A team of researchers at Celera Genomics, for example, has a jump on Clark’s assignment, according to Bjarni Halldorsson, who presented a paper on the company’s block-free method for selecting subsets of SNPs. The Celera researchers compared four different computational methods of defining haplotype blocks, and deemed the variability in determining block boundaries too high to provide reliable results. The team developed an alternative approach, called the “minimum informative SNP problem,” which assigns a degree of “informativeness” based on how well a SNP or set of SNPs predicts another SNP or set of SNPs. According to Halldorsson, the block-free approach required fewer SNPs to provide the same degree of informativeness as block-based approaches.
A number of papers addressed the fundamental problem of constructing haplotypes using genotype data: Chromosome pairs are not separated experimentally prior to genotyping, so it’s difficult to assign SNPs to their originating chromosomes. Eleazar Eskin of Columbia University discussed a phylogeny-based approach to this problem, while Gideon Greenspan at Technion offered a method based on statistical modeling, and Itsik Pe’er of the Weizmann Institute proposed a method of pooling SNP samples, and then reconstructing haplotypes using the total allele frequencies in the pooled set.
As further evidence that haplotype analysis is a worthy bioinformatics challenge, Michael Waterman’s lab at the University of California presented two papers on the topic. The first, delivered by Lei Li, discussed a method for reconstructing haplotypes based on a statistical analysis of sequencing errors, the alignment of SNP fragments, and the probability of different haplotypes based on the alignment.
Waterman then discussed his team’s analysis of the Perlegen human chromosome 21 dataset, which contains 36,000 SNPs from 24 individuals. Using a dynamic programming algorithm, Waterman said his lab found that a haplotype block could be defined using about 2,500 SNPs, a significantly smaller set than the 4,500 SNPs Perlegen needed to determine blocks with its own “greedy” algorithm. Waterman said that after discussions with Perlegen, his team then modified the algorithm to “maximize the covered length of the genome with the fewest number of SNPs.” The resulting algorithm was able to calculate that 3,488 “tag SNPs” would be required for 100 percent coverage of a block.
Waterman told BioInform that the haplotype data is “thrilling” to work with. “Looking at this data, you can really see that the human family is a lot smaller than we thought,” he said.
Gene Expression Down, Biology and Statistics Up
The increase in haplotype papers was accompanied by a decrease in other regular topics at RECOMB: A drop-off in gene expression analysis methods was clearly apparent, and there were also fewer talks on phylogeny and sequencing by hybridization than in previous years.

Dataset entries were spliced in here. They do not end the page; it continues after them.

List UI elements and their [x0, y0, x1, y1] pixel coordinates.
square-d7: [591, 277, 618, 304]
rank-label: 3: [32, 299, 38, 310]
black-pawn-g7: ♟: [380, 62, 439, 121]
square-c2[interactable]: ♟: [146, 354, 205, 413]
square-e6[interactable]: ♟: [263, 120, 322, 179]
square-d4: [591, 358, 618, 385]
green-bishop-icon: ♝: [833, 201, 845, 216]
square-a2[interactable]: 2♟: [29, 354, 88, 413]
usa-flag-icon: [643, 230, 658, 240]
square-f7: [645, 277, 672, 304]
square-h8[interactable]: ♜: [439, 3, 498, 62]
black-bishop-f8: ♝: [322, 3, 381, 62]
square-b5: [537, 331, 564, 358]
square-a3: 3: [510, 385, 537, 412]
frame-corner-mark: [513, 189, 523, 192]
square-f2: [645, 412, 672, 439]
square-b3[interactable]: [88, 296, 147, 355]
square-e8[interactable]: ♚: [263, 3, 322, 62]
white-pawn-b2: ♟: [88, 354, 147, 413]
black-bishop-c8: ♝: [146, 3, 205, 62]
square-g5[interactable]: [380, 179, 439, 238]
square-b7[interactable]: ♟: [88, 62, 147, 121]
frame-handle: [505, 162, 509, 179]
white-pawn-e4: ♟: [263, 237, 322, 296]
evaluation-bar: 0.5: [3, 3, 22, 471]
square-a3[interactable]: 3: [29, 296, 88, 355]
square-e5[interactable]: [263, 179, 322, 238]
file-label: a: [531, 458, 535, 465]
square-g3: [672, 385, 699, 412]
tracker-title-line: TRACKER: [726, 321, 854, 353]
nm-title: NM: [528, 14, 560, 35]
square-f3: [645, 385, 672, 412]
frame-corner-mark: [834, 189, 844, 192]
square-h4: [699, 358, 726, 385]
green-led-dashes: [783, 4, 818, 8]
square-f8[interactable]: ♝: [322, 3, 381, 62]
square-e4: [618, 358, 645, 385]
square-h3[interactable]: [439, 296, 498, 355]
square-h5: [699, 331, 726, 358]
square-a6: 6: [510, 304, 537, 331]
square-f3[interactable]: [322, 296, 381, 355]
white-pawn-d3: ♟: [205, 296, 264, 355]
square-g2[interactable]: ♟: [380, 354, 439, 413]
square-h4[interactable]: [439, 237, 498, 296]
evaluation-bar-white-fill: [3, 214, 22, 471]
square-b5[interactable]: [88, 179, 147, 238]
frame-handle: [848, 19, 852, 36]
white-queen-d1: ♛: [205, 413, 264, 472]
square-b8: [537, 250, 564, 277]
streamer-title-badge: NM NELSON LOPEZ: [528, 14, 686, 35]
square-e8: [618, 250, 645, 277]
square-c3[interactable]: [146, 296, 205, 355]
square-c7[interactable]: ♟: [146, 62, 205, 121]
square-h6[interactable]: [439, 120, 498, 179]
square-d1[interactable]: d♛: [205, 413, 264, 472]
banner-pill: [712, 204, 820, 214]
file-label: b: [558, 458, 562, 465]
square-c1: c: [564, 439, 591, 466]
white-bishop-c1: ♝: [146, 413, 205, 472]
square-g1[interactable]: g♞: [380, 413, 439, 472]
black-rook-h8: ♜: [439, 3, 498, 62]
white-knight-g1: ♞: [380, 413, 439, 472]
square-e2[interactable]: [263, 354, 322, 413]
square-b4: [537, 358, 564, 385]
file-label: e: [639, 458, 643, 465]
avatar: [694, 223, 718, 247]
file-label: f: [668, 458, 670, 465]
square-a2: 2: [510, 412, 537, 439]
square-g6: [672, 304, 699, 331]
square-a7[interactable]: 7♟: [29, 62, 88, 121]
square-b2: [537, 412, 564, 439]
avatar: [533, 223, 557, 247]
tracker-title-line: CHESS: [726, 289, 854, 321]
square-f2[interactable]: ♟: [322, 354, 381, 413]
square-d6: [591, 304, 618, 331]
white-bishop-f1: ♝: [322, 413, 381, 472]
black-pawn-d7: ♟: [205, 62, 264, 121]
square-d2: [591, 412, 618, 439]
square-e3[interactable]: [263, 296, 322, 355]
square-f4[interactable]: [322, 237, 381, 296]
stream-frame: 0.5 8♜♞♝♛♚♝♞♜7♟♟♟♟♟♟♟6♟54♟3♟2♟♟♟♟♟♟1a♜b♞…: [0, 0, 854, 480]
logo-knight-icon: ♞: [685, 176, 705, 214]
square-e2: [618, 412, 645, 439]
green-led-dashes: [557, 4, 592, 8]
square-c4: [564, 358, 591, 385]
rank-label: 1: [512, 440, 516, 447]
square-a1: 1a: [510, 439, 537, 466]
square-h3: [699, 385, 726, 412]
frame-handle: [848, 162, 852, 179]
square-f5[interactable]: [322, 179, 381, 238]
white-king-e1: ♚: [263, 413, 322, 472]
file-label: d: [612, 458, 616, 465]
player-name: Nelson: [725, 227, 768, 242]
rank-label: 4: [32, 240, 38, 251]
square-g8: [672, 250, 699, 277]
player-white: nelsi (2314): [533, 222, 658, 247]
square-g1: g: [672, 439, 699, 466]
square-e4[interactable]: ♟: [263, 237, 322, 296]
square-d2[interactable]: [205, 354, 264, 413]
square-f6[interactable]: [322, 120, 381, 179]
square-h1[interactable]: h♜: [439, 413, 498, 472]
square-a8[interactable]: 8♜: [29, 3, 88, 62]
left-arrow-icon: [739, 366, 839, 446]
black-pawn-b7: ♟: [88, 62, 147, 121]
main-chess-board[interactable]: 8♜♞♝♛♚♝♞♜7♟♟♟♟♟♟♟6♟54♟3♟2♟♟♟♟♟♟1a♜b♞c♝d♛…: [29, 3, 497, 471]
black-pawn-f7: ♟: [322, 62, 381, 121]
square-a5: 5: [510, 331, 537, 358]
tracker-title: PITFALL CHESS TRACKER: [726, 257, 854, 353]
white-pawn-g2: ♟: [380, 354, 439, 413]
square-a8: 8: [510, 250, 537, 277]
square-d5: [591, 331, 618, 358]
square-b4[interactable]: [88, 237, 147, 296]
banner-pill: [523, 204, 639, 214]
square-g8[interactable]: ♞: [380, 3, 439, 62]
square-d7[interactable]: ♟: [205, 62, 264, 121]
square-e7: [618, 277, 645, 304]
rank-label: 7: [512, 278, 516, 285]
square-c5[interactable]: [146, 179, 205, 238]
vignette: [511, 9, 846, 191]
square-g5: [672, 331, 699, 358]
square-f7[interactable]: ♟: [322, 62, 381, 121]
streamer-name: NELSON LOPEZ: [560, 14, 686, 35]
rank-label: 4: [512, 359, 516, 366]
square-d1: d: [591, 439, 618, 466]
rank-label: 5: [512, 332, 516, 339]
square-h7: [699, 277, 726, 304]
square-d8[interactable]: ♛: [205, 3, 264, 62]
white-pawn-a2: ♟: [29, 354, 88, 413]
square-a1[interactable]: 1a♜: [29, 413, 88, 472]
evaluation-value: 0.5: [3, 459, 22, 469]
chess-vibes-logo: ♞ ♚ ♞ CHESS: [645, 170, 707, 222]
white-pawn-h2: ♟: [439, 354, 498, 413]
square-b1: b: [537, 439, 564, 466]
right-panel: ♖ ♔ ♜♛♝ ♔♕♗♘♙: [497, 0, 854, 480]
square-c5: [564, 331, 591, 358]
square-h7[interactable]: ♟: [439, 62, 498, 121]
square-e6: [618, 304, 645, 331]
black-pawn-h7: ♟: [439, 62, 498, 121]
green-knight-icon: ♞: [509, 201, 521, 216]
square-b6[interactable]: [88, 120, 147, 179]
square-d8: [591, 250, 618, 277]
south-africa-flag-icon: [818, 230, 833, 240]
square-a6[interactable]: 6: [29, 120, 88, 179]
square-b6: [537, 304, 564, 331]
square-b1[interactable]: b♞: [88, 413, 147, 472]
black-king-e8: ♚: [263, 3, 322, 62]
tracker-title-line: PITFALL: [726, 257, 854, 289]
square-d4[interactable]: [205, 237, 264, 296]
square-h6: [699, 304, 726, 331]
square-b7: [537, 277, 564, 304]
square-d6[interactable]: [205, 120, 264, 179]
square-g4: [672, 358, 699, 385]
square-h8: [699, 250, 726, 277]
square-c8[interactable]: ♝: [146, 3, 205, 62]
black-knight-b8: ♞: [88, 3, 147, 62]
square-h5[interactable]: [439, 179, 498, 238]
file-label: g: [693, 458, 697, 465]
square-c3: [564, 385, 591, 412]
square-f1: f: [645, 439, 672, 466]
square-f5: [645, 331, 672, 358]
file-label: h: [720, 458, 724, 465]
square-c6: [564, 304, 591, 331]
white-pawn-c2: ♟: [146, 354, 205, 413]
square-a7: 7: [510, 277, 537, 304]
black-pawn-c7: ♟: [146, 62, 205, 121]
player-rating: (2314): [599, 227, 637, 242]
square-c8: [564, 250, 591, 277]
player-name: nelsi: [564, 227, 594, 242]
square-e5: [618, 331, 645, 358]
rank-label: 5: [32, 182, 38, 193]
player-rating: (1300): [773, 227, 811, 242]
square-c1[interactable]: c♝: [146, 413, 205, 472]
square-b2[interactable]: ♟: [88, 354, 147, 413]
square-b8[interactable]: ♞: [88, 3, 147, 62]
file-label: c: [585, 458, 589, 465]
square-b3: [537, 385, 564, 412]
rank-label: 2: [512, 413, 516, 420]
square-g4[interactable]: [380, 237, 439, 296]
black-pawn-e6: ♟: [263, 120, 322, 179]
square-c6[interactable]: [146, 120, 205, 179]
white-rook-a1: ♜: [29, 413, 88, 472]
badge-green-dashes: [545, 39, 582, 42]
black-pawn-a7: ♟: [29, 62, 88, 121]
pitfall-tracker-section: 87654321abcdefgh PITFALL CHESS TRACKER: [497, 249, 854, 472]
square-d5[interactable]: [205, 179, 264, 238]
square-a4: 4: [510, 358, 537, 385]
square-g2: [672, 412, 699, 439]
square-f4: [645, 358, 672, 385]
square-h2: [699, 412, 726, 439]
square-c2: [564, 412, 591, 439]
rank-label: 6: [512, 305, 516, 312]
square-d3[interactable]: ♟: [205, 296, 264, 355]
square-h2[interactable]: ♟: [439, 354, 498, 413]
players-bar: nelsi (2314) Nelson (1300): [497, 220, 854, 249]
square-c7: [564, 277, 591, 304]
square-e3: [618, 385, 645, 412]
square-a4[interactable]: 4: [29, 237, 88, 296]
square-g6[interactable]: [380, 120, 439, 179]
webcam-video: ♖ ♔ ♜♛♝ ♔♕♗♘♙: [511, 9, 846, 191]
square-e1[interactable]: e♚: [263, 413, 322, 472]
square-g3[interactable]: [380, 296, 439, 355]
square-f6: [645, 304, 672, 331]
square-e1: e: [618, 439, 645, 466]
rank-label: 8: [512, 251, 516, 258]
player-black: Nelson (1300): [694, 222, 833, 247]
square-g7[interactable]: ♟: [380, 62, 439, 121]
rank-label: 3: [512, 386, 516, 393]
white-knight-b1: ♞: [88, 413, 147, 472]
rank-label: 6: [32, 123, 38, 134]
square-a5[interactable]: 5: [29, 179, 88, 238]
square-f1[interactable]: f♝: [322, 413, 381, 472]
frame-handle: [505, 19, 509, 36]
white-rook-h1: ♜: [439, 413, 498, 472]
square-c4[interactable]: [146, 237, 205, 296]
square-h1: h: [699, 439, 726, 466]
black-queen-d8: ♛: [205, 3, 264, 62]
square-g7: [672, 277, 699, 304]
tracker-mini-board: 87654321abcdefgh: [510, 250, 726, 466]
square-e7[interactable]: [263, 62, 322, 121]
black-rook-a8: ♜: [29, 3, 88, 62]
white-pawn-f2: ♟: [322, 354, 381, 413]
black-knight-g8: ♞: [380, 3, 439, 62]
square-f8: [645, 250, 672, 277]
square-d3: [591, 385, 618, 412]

Waterman, who served on the conference program committee, said the falloff in gene expression talks isn’t a sign that microarray analysis is any less important. “There are still lots of very important problems that need to be solved in that area,” he said. Waterman, as well as other observers, remarked that this year’s batch of papers had a stronger biological focus than in the past, along with a much healthier dose of statistical methods. Richard Durbin of the Sanger Institute noted that in previous years, “there was a tendency to identify a problem and apply methods that were distinct from experimentation,” adding that RECOMB 2003 offered more methods “that enable something scientific to be done.”